霜山朋久チーフディレクター(以下、霜山)
「クレヨンしんちゃん」のアニメって、初期のころから挑戦的で、いろんなアイディアがあった。今やっている「しんちゃん」の自由さも、初期のころにテレビシリーズや映画で、ずっと新しいことをやり続けてきたからだと思うんです。作り手も、割とむちゃくちゃなことをやっても、許されるというか。見ている人も、作り手も楽しめているのが、長く続いている理由だと思います。
キャラクターの特徴的なしゃべり方、おもしろいポーズなど、初期から視聴者の気になるポイントだらけだったことで、「クレヨンしんちゃん」では、他の作品にはない経験値を積むことができた。

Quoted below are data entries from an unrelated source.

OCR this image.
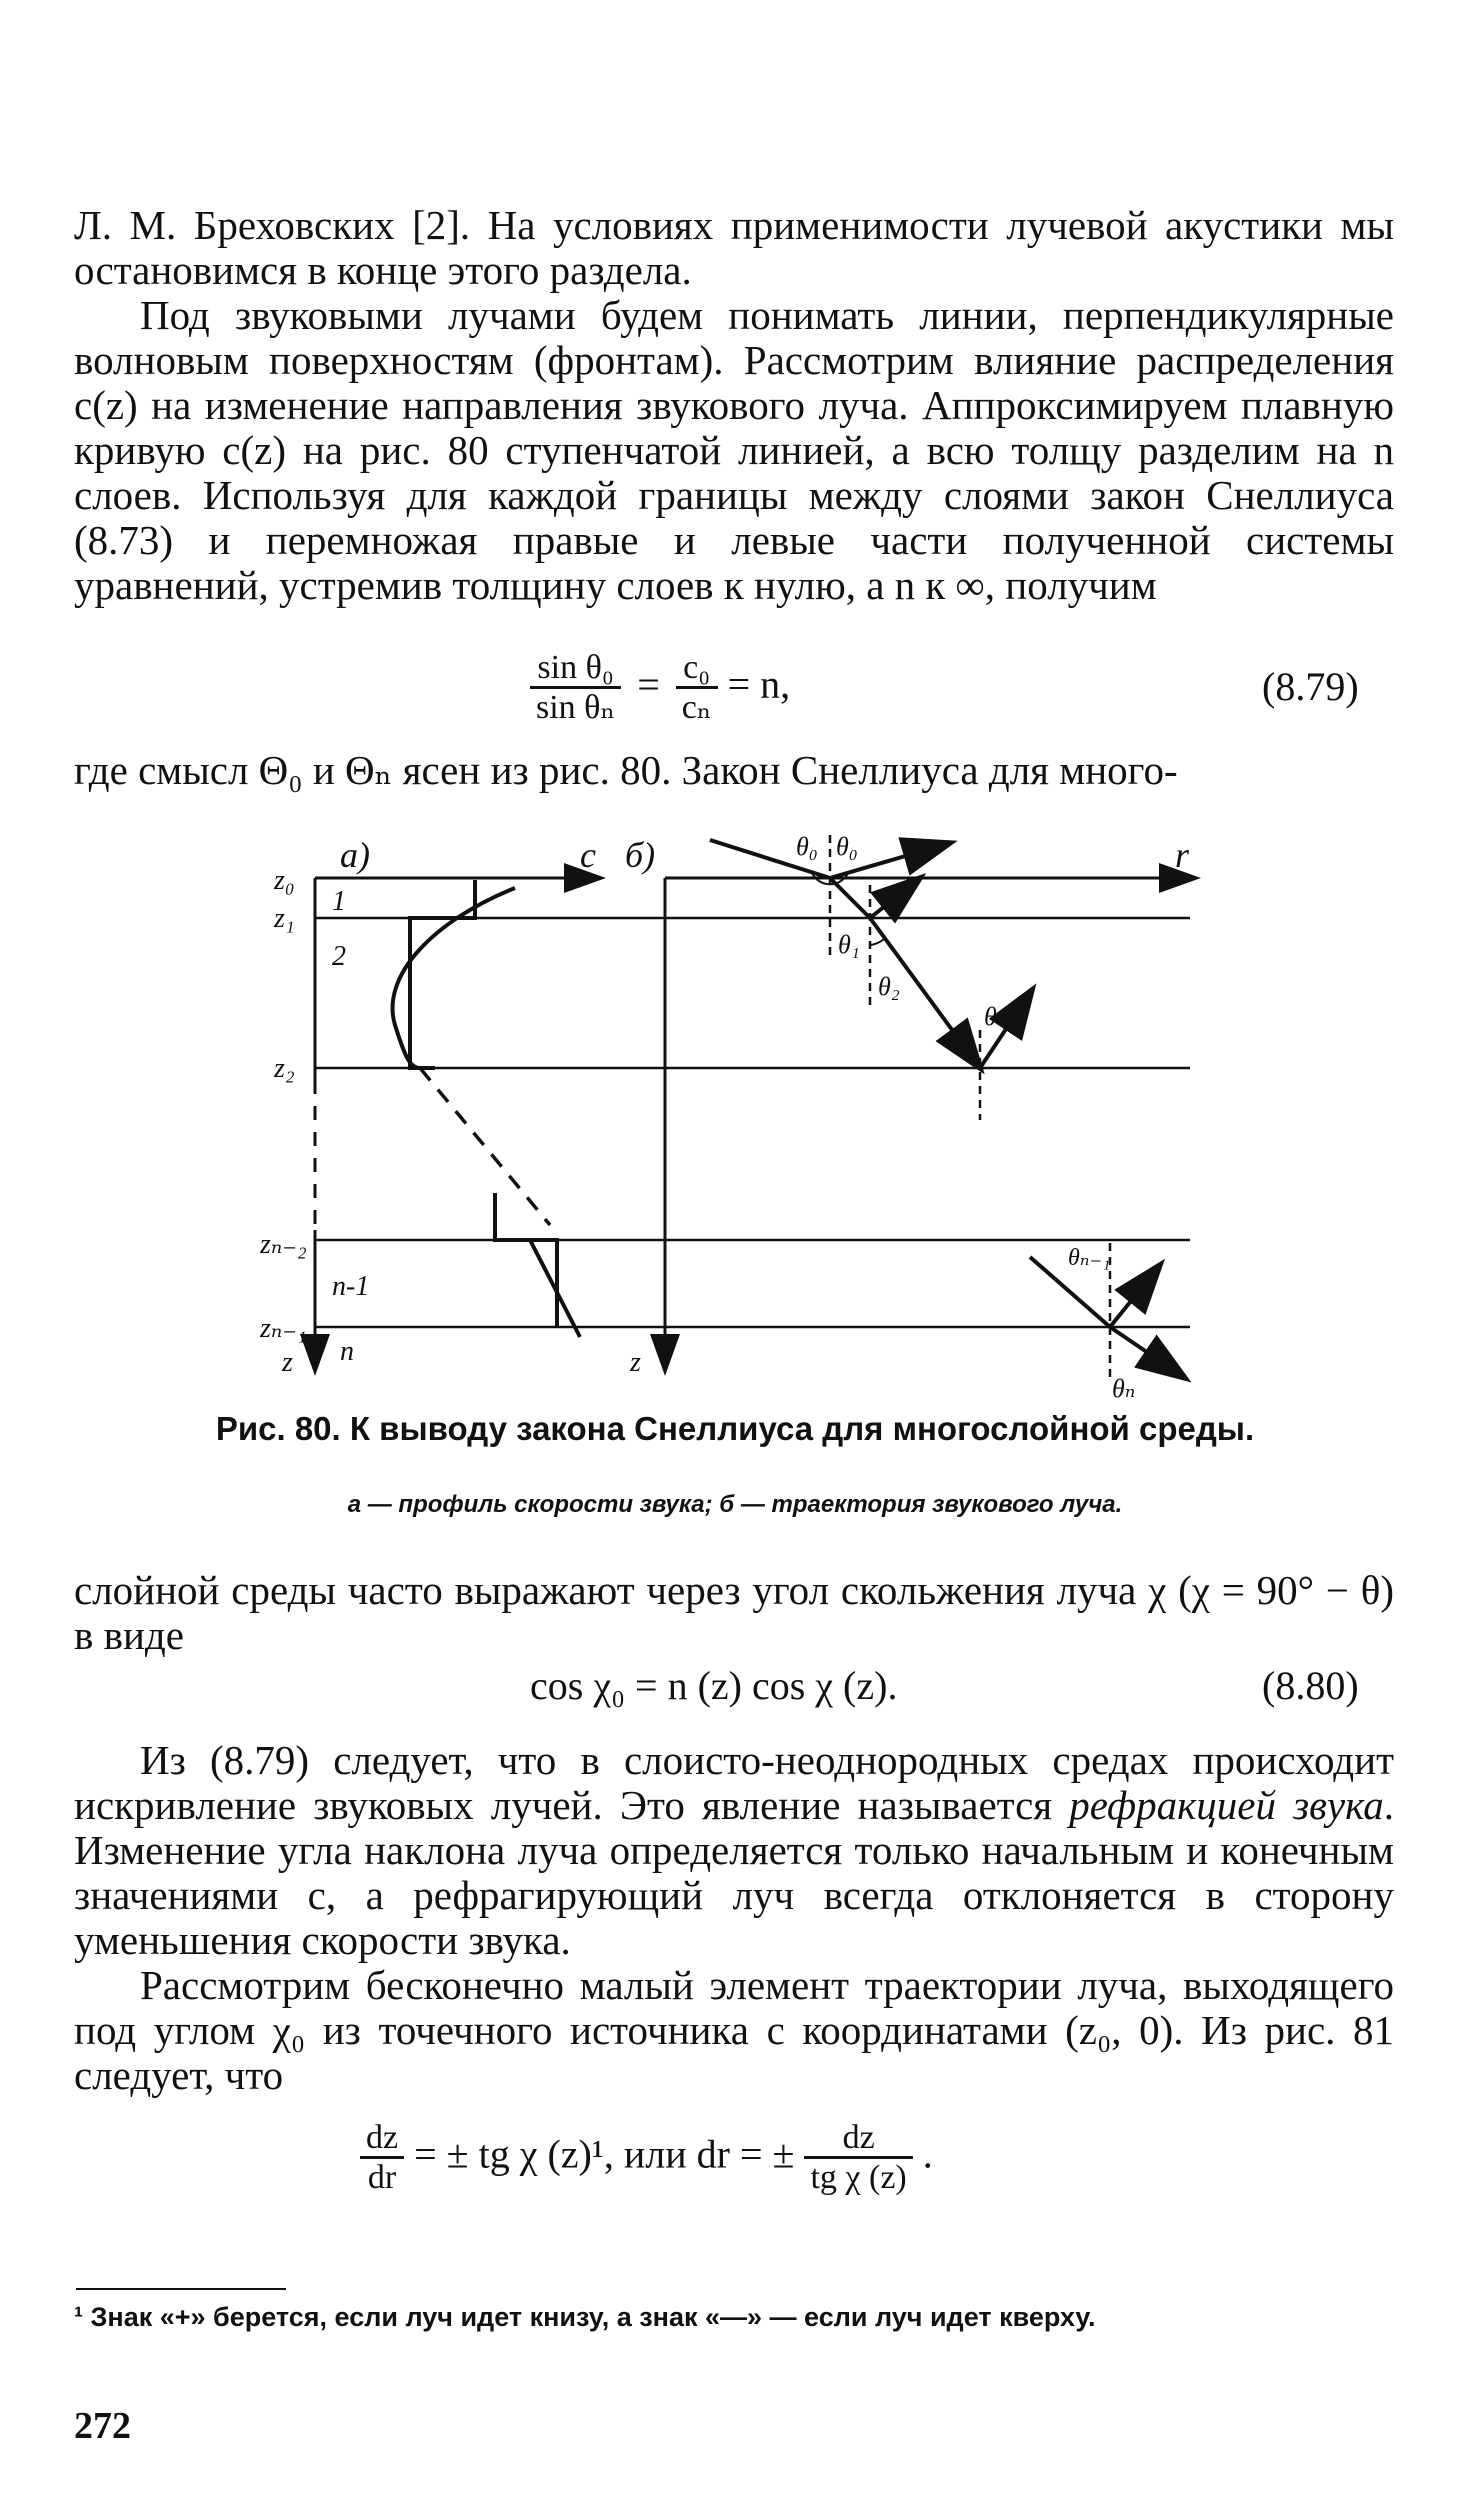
Л. М. Бреховских [2]. На условиях применимости лучевой акустики мы остановимся в конце этого раздела.

Под звуковыми лучами будем понимать линии, перпендикулярные волновым поверхностям (фронтам). Рассмотрим влияние распределения c(z) на изменение направления звукового луча. Аппроксимируем плавную кривую c(z) на рис. 80 ступенчатой линией, а всю толщу разделим на n слоев. Используя для каждой границы между слоями закон Снеллиуса (8.73) и перемножая правые и левые части полученной системы уравнений, устремив толщину слоев к нулю, а n к ∞, получим

$\frac{\text{sin θ₀}}{\text{sin θₙ}} = \frac{\text{c₀}}{\text{cₙ}} = n$,	(8.79)

где смысл Θ₀ и Θₙ ясен из рис. 80. Закон Снеллиуса для много-

a)	c
z₀
z₁
z₂
zₙ₋₂
zₙ₋₁
z
1
2
n-1
n
б)	r
z
θ₀ θ₀
θ₁
θ₂
θ
θₙ₋₁
θₙ
Рис. 80. К выводу закона Снеллиуса для многослойной среды.
а — профиль скорости звука; б — траектория звукового луча.

слойной среды часто выражают через угол скольжения луча χ (χ = 90° − θ) в виде

cos χ₀ = n (z) cos χ (z).	(8.80)

Из (8.79) следует, что в слоисто-неоднородных средах происходит искривление звуковых лучей. Это явление называется рефракцией звука. Изменение угла наклона луча определяется только начальным и конечным значениями c, а рефрагирующий луч всегда отклоняется в сторону уменьшения скорости звука.

Рассмотрим бесконечно малый элемент траектории луча, выходящего под углом χ₀ из точечного источника с координатами (z₀, 0). Из рис. 81 следует, что

$\frac{dz}{dr}$ = ± tg χ (z)¹, или dr = ± $\frac{dz}{\text{tg χ (z)}}$ .
¹ Знак «+» берется, если луч идет книзу, а знак «—» — если луч идет кверху.
272
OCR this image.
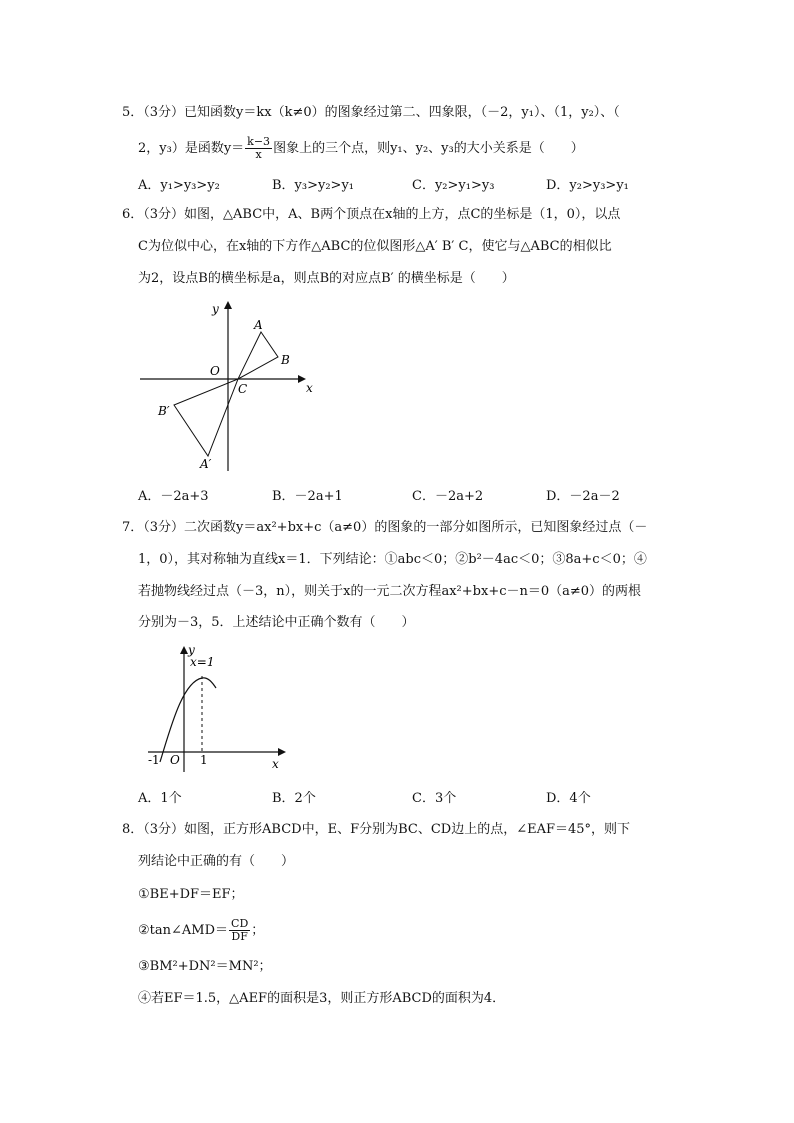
5．（3分）已知函数y＝kx（k≠0）的图象经过第二、四象限，（－2，y₁）、（1，y₂）、（
2，y₃）是函数$y= \frac{k-3}{x}$ 图象上的三个点，则y₁、y₂、y₃的大小关系是（　　）
A．y₁>y₃>y₂	B．y₃>y₂>y₁	C．y₂>y₁>y₃	D．y₂>y₃>y₁
6．（3分）如图，△ABC中，A、B两个顶点在x轴的上方，点C的坐标是（1，0），以点
C为位似中心，在x轴的下方作△ABC的位似图形△A′ B′ C，使它与△ABC的相似比
为2，设点B的横坐标是a，则点B的对应点B′ 的横坐标是（　　）
y
x
O
A
B
C
B′
A′
A．－2a+3	B．－2a+1	C．－2a+2	D．－2a－2
7．（3分）二次函数y＝ax²+bx+c（a≠0）的图象的一部分如图所示，已知图象经过点（－
1，0），其对称轴为直线x＝1．下列结论：①abc＜0；②b²－4ac＜0；③8a+c＜0；④
若抛物线经过点（－3，n），则关于x的一元二次方程ax²+bx+c－n＝0（a≠0）的两根
分别为－3，5．上述结论中正确个数有（　　）
y
x=1
x
O
-1	1
A．1个	B．2个	C．3个	D．4个
8．（3分）如图，正方形ABCD中，E、F分别为BC、CD边上的点，∠EAF＝45°，则下
列结论中正确的有（　　）
①BE+DF＝EF；
②tan∠AMD＝ $\frac{CD}{DF}$ ；
③BM²+DN²＝MN²；
④若EF＝1.5，△AEF的面积是3，则正方形ABCD的面积为4．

湯浅 これだけ長く続くと、当時子どもだった人が大人になって、その子どもが見たりしている。「SUPER SHIRO」みたいなものを作れるようになったのだから、「クレヨンしんちゃん」は懐が深いというか、しっかりとした題材だなと思いますね。
野原家に住む愛犬シロが、実はスーパーヒーローとして活躍するのが短編アニメシリーズ「SUPER SHIRO」。派手なキャラクターではないシロも、2人にかかればギャップ感満載の、おもしろいスーパーヒーローに仕上がる。
破天荒な企画が盛りだくさんのシリーズ作品であるゆえに、本編で登場する表現についても早い時期から、問題に直面してきたとも言える。
湯浅 昔だったら、それはアニメの世界のことですからと、割り切りがあったように感じるのですが、今は現実とつながっていないといけない空気がありますよね。ヒーローが塀から飛び降りるシーンがあったら、真似をしてしまう子供が現れて、それが問題になってしまうとか。なので、空を飛ぶシーンとかでも、ハーネスとヘルメットをつけますから(笑)絶対に落ちない保証がないといけないのかもしれません。
“架空のおはなし”という前提がなくなってきた時代において、アニメの表現も各方面に配慮しなければいけない。ただ、経験ある2人であれば、対応しながらのアニメ作りも、十分にできる。
湯浅 最初は面食らったこともありましたが、だんだん慣れてきました。今では自分の方から「これは危ないんじゃない」とか、言うようになりましたから(笑)。制限があっても、僕らなら「じゃあこういう風にもできますよ」っていう代案は出すことができるんです。
霜山 中途半端に現実味のある嘘をつく方向じゃなくて、もっと大きく広げて作ってしまおうというのはありますね。『これ、嘘じゃん』って言える絵作りです。子どもって、基本的に暴れん坊なんですよね。それは誰かを傷つけたいわけじゃなくて、ただ単に元気だからそうなるだけで。でも、やっぱり表現として子どもに見せるものは、マネしてほしくないことはやらないようにはしています。子どもらしさの出し方は他にもあると思うので。
今回の「SUPER SHIRO」を作る上でも、テレビではなくWEBでの「配信」ということもあってか、日本だけでなく世界のルールに沿った作りも求められたという。様々な課題をクリアして、野原家の愛犬は、プロフェッショナルたちの力によって世界へ羽ばたく。